The UK's Human Fertilisation and Embryology Authority (HFEA) called last week for a new national strategy designed to reduce the number of multiple births from fertility treatments, as a result of which it expects to see the multiple birth rate to fall to 10 per cent. The call followed a public consultation launched in April this year to find the most effective way of preventing multiple births, while still giving women the maximum chance of IVF success.
Other fertility treatments have also been shown to contribute to a higher incidence of multiple births, including artificial insemination (IUI-intrauterine insemination), Gamete intrafallopian transfer (GIFT) and the use of drugs for ovarian stimulation. As some of these treatments fall outside the HFEA's current remit, it is calling for a national strategy, co-ordinated by the professional bodies to develop guidance on best clinical practice during the provision of any treatments which cause a higher rate of multiple births. Work on the strategy is due to begin in mid-December and progress is due to be discussed at the HFEA's open meeting in February 2008.
According to the HFEA, as IVF has become more successful, the number of multiple births has increased. Although IVF treatment accounts for only 1.2 per cent of all UK births, it accounts for nearly one in five of the multiple births in the UK. Currently around 40 per cent of IVF babies are twins, and therefore three times more likely than single babies to be stillborn. IVF twins are also at a greater risk of being born prematurely, require more specialist care at the start of their lives, and are at risk of experiencing poorer health throughout their lives. Multiple pregnancies also pose risks to mothers, including preeclampsia, diabetes and heart disease.
The HFEA consultation followed a report issued in 2006 by a group of experts, led by Professor Peter Braude, from Kings College London. They found that IVF children must be given a better chance of being born healthy and at full-term, as single babies, and at a normal birth weight.
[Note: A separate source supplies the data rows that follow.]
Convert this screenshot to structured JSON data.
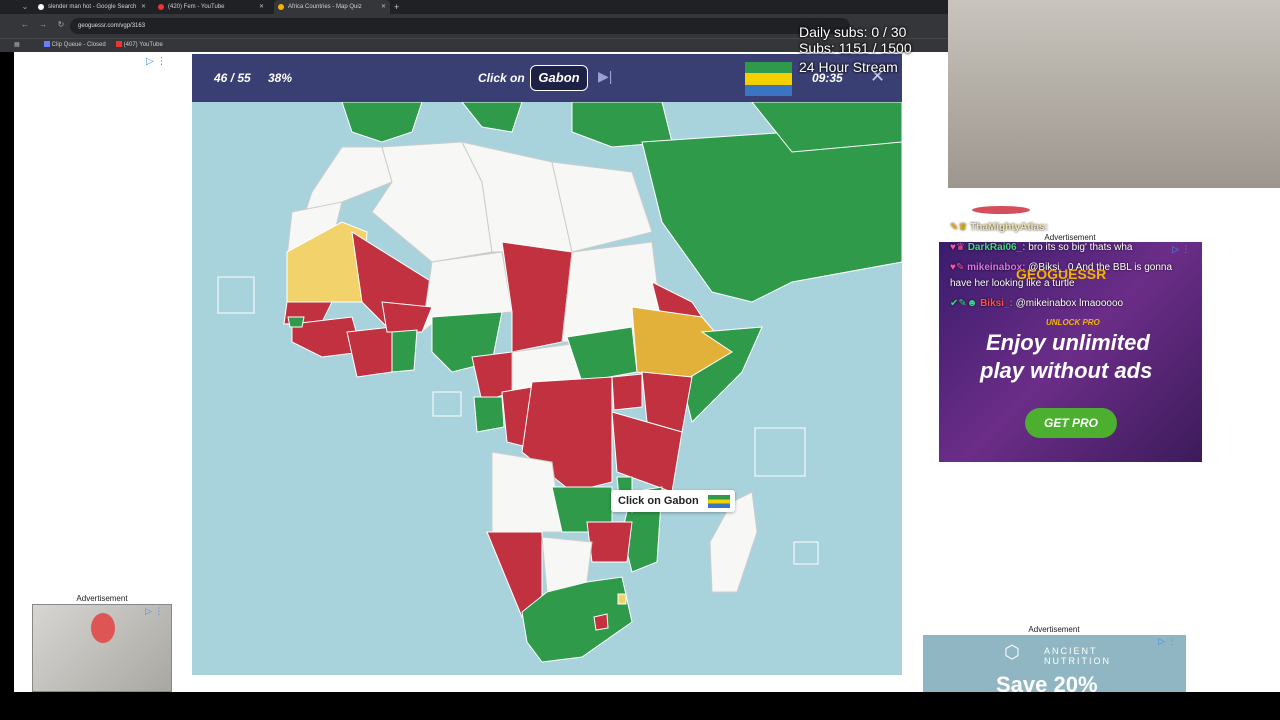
{
  "browser": {
    "tabs": [
      {
        "label": "slender man hot - Google Search"
      },
      {
        "label": "(420) Fem - YouTube"
      },
      {
        "label": "Africa Countries - Map Quiz"
      }
    ],
    "url": "geoguessr.com/vgp/3163",
    "bookmarks": [
      {
        "label": "Clip Queue - Closed"
      },
      {
        "label": "(407) YouTube"
      }
    ]
  },
  "game": {
    "progress": "46 / 55",
    "percent": "38%",
    "prompt": "Click on",
    "target": "Gabon",
    "timer": "09:35",
    "tooltip": "Click on Gabon"
  },
  "overlay": {
    "daily_subs": "Daily subs: 0 / 30",
    "subs": "Subs: 1151 / 1500",
    "stream": "24 Hour Stream"
  },
  "chat": [
    {
      "user": "ThaMightyAtlas:",
      "text": "",
      "color": "#f2e6a6"
    },
    {
      "user": "DarkRai06_:",
      "text": "bro its so big' thats wha",
      "color": "#3ddc84"
    },
    {
      "user": "mikeinabox:",
      "text": "@Biksi_ 0 And the BBL is gonna",
      "color": "#e06cf0"
    },
    {
      "user": "",
      "text": "have her looking like a turtle",
      "color": "#ffffff"
    },
    {
      "user": "Biksi_:",
      "text": "@mikeinabox lmaooooo",
      "color": "#ff4f4f"
    }
  ],
  "ads": {
    "label": "Advertisement",
    "pro_brand": "GEOGUESSR",
    "pro_kicker": "UNLOCK PRO",
    "pro_line1": "Enjoy unlimited",
    "pro_line2": "play without ads",
    "pro_button": "GET PRO",
    "right_brand_line1": "ANCIENT",
    "right_brand_line2": "NUTRITION",
    "right_promo": "Save 20%"
  },
  "colors": {
    "correct": "#2e9a4a",
    "wrong": "#c1313f",
    "unanswered": "#f7f7f5",
    "hint": "#f2d36b",
    "header": "#3a3f73",
    "ocean": "#a9d3dc"
  }
}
The group recommended the safest way to protect IVF babies from those risks was to move towards single embryo transfer (SET) in women with the best chance of IVF success.
In a speech (see 'Recommends'), Walter Merricks, Interim Chair of the HFEA, described the issue as being 'about improving baby health and safety'. He added: 'We are not in the business of intervening in the decisions made between a patient and their doctor or sacrificing women's chances of conception by asking clinicians to force women to have treatments that offer low chances of success. But this is a real problem that has to be addressed'.
Current guidance, found in the HFEA Code of Practice, stipulates that clinics should transfer no more than two eggs or IVF embryosat a time to women under 40 years old and no more than three eggs or embryos to women older than 40.
The HFEA does not propose restrictions on the transfer of multiple embryos. Instead, it has identified a voluntary approach by which professional groups will draw up guidelines on how to achieve fewer multiple births and has called on the Government to pay for more free cycles of treatment to make the strategy more effective. Mr Merricks has written to Dawn Primarolo, the Health Minister, to press the case for better access and funding for couples seeking IVF. The National Institute for Health and Clinical Excellence recommended that three cycles of IVF should be offered to all women under 40, but the Government has failed to implement this, and many PCT offer only one cycle and impose restrictions on which patients qualify. 'We always have in mind that still the greatest risk in the eyes of patients is the risk of not having a baby', said Mr Merricks. He added: 'Women with access to only one funded cycle of treatment are only acting rationally if they beg for a double embryo transfer in their single chance of becoming pregnant. The risk of a twin pregnancy seems nothing to the risk of no pregnancy'.